By the way, if change is what Ohimai seeks, he should be careful to rather help in de-monetising our politics. Nigeria is direly in need of a politics of ideas than a politics of money. It’s time we de-emphasise the demonic role of money in our politics. Ohimai’s point does no justice to that effort.

It’s also not true that big bags of rice inspire more hope than well-written blogs. Blogs like greatly inspire hope – and more so among an increasingly literate and conscious youth. With its exceptional pieces, the award-winning highlights, in very clear terms, what has gone/is going wrong with the system and is thus inspiring hope and rallying good people to take on the challenge of making a better Nigeria more and more possible.
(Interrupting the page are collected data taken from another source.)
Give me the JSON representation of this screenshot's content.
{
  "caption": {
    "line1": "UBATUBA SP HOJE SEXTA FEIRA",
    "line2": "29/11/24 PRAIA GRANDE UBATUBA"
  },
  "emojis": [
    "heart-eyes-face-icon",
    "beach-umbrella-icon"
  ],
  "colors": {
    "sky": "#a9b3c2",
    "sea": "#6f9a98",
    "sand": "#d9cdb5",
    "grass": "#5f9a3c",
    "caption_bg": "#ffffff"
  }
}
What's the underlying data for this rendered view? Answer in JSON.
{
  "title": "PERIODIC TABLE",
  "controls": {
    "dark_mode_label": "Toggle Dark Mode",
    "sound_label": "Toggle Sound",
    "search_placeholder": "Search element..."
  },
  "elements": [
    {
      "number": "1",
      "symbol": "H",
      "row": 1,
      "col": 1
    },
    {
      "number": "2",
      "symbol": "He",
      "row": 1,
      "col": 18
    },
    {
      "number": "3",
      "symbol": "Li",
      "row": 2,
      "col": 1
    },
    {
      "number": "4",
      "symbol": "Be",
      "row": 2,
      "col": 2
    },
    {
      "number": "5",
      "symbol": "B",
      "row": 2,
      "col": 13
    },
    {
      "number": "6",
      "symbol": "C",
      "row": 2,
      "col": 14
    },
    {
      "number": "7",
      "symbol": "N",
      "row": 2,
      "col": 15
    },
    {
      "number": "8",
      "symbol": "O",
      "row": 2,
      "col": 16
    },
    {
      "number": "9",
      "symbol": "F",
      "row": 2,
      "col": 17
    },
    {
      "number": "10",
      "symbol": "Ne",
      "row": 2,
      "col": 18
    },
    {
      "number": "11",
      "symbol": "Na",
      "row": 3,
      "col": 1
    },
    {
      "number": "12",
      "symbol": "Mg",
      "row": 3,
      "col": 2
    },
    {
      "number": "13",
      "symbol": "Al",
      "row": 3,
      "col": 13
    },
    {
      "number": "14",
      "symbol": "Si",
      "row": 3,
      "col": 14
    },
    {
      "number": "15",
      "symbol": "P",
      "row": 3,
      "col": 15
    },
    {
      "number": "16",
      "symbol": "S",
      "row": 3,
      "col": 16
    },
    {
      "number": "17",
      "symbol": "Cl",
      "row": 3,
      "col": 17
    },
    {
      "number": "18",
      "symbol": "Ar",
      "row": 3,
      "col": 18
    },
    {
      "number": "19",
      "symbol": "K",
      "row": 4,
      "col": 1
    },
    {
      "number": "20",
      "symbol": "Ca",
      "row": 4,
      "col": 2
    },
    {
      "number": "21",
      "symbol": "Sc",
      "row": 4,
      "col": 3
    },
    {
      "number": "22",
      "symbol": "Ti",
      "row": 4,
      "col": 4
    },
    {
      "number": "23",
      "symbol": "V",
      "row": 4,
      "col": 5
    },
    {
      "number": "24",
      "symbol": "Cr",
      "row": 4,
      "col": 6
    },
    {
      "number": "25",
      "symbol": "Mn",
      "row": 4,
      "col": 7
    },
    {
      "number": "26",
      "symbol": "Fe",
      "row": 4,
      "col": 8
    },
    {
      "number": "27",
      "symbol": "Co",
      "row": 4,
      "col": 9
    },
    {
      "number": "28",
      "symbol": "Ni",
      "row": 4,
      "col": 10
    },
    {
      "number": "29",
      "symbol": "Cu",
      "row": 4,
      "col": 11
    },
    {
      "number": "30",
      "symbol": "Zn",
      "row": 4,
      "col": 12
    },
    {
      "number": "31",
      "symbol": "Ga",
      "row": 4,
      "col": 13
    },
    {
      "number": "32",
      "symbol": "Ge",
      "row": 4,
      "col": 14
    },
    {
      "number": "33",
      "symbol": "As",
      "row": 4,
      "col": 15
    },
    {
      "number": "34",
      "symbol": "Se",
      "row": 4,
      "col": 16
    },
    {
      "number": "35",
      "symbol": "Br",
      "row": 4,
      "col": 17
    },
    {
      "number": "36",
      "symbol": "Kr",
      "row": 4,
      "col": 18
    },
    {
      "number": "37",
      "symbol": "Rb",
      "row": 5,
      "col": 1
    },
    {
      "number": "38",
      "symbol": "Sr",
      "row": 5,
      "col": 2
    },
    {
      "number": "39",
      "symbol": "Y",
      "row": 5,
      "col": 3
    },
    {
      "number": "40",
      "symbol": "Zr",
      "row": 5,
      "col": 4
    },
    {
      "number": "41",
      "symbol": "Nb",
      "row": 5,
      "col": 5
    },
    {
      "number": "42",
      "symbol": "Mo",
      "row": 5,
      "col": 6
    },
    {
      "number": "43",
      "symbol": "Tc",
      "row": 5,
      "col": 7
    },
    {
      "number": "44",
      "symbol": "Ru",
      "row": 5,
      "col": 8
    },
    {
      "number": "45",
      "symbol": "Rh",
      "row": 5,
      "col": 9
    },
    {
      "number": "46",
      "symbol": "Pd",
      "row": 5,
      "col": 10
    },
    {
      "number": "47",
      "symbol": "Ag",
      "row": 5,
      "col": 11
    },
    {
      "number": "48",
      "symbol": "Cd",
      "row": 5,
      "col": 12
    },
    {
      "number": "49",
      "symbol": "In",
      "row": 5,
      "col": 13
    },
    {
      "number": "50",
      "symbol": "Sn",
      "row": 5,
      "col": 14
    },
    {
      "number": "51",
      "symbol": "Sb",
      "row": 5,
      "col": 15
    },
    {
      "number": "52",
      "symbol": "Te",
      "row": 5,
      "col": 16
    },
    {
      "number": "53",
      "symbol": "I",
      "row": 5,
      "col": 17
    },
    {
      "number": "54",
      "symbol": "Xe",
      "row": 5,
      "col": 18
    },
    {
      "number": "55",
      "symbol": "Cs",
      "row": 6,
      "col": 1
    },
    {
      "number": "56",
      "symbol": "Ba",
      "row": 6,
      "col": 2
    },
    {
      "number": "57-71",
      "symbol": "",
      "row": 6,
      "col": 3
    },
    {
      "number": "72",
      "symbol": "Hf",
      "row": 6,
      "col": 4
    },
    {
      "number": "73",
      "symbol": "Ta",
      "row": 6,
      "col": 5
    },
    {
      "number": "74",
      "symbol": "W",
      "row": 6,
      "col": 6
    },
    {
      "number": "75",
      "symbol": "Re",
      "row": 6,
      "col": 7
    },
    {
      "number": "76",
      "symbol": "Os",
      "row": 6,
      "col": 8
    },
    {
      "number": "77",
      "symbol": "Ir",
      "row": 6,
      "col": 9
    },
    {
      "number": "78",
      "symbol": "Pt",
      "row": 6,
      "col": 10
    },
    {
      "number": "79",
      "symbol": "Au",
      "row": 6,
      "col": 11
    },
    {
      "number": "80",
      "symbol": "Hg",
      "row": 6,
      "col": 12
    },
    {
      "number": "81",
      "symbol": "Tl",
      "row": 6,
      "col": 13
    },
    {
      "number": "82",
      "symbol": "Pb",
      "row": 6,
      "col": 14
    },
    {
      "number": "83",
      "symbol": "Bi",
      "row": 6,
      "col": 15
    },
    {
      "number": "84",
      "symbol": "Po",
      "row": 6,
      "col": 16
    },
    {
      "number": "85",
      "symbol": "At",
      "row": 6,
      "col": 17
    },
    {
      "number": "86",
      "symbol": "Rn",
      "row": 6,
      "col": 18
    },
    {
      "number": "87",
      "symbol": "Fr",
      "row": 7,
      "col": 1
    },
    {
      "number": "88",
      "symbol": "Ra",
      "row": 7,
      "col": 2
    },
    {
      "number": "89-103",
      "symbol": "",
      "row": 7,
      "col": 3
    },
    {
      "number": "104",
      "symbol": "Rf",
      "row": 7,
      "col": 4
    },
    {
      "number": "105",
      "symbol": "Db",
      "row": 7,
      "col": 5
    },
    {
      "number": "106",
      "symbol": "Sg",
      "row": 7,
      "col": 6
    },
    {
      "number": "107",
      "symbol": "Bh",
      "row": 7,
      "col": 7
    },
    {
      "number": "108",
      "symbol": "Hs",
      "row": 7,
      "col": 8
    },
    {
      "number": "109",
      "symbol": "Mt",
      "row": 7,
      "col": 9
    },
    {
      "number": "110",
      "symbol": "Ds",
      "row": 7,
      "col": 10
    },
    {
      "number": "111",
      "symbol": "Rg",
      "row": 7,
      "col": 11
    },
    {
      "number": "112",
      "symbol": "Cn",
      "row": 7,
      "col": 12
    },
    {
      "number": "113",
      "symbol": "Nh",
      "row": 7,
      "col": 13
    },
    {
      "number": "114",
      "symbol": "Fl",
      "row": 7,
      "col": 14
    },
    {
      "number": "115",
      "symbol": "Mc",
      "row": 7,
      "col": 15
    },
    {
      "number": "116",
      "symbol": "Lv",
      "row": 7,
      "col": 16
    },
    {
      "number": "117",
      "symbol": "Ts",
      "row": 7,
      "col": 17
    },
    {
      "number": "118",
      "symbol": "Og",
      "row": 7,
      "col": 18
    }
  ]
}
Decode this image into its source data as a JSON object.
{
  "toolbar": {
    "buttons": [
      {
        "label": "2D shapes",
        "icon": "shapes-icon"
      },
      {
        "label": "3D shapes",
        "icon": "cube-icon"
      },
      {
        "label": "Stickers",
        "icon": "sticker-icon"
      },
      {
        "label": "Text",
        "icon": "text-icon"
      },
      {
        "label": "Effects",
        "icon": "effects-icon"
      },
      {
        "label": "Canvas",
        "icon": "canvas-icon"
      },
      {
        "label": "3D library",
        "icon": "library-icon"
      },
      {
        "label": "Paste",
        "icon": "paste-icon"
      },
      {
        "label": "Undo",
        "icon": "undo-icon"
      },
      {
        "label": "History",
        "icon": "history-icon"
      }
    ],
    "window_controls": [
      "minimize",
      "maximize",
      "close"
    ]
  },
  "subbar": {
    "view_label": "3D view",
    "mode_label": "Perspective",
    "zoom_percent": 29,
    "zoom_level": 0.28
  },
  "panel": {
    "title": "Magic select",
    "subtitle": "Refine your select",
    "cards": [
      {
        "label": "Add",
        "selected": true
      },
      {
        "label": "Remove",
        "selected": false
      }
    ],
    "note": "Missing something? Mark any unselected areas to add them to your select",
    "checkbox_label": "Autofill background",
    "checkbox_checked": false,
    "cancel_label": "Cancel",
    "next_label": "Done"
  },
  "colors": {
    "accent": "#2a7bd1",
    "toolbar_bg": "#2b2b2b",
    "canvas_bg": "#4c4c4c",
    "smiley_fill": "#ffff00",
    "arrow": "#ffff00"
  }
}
Nigeria’s challenges are beyond political participation alone. Whilst Nkrumah’s charge that we should seek first the political kingdom and all things shall be added unto it, is true in many respects, Nigeria needs more than just political participation. President Jonathan is a PhD holder whom Tunde Fagbenle describes as one who “displays a shocking lack of eloquence and depth, even of a good school certificate holder.” What this means is, political participation is only one part of the equation. We must get our education right! We must get our civic responsibilities aright. Again, Rosanwo opines, and rightly so, that: “[There’s a] dire need for Nigerians to pay more attention to their civic responsibilities, Ohimai is right only about those who seek political office.”

It’s not the first time Ohimai has stirred controversy with his affection for the PDP. Months ago, he called the PDP “a great party”. I wonder what form of greatness he was touting. If a catchphrase to his otherwise poignant article is what Ohimai sought, he is intelligent enough and should have picked a non-controversial option.

Lest anyone should say I wrote this rejoinder out of hatred or any semblance of it, for Ohimai, let me state that he’s a friend and I have agreed with him before. In fact, I solicited a meeting with him lately but he wasn’t able to see it through. I still look forward to meeting him someday. As our overall objective is to build a better Nigeria, all hands must be on deck – whether PDP hands or those of the opposition! As Rosanwo concluded, “Yet Ohimai’s clarion call must be met objectively. May the best of us who have something to offer, [lead] this nation.”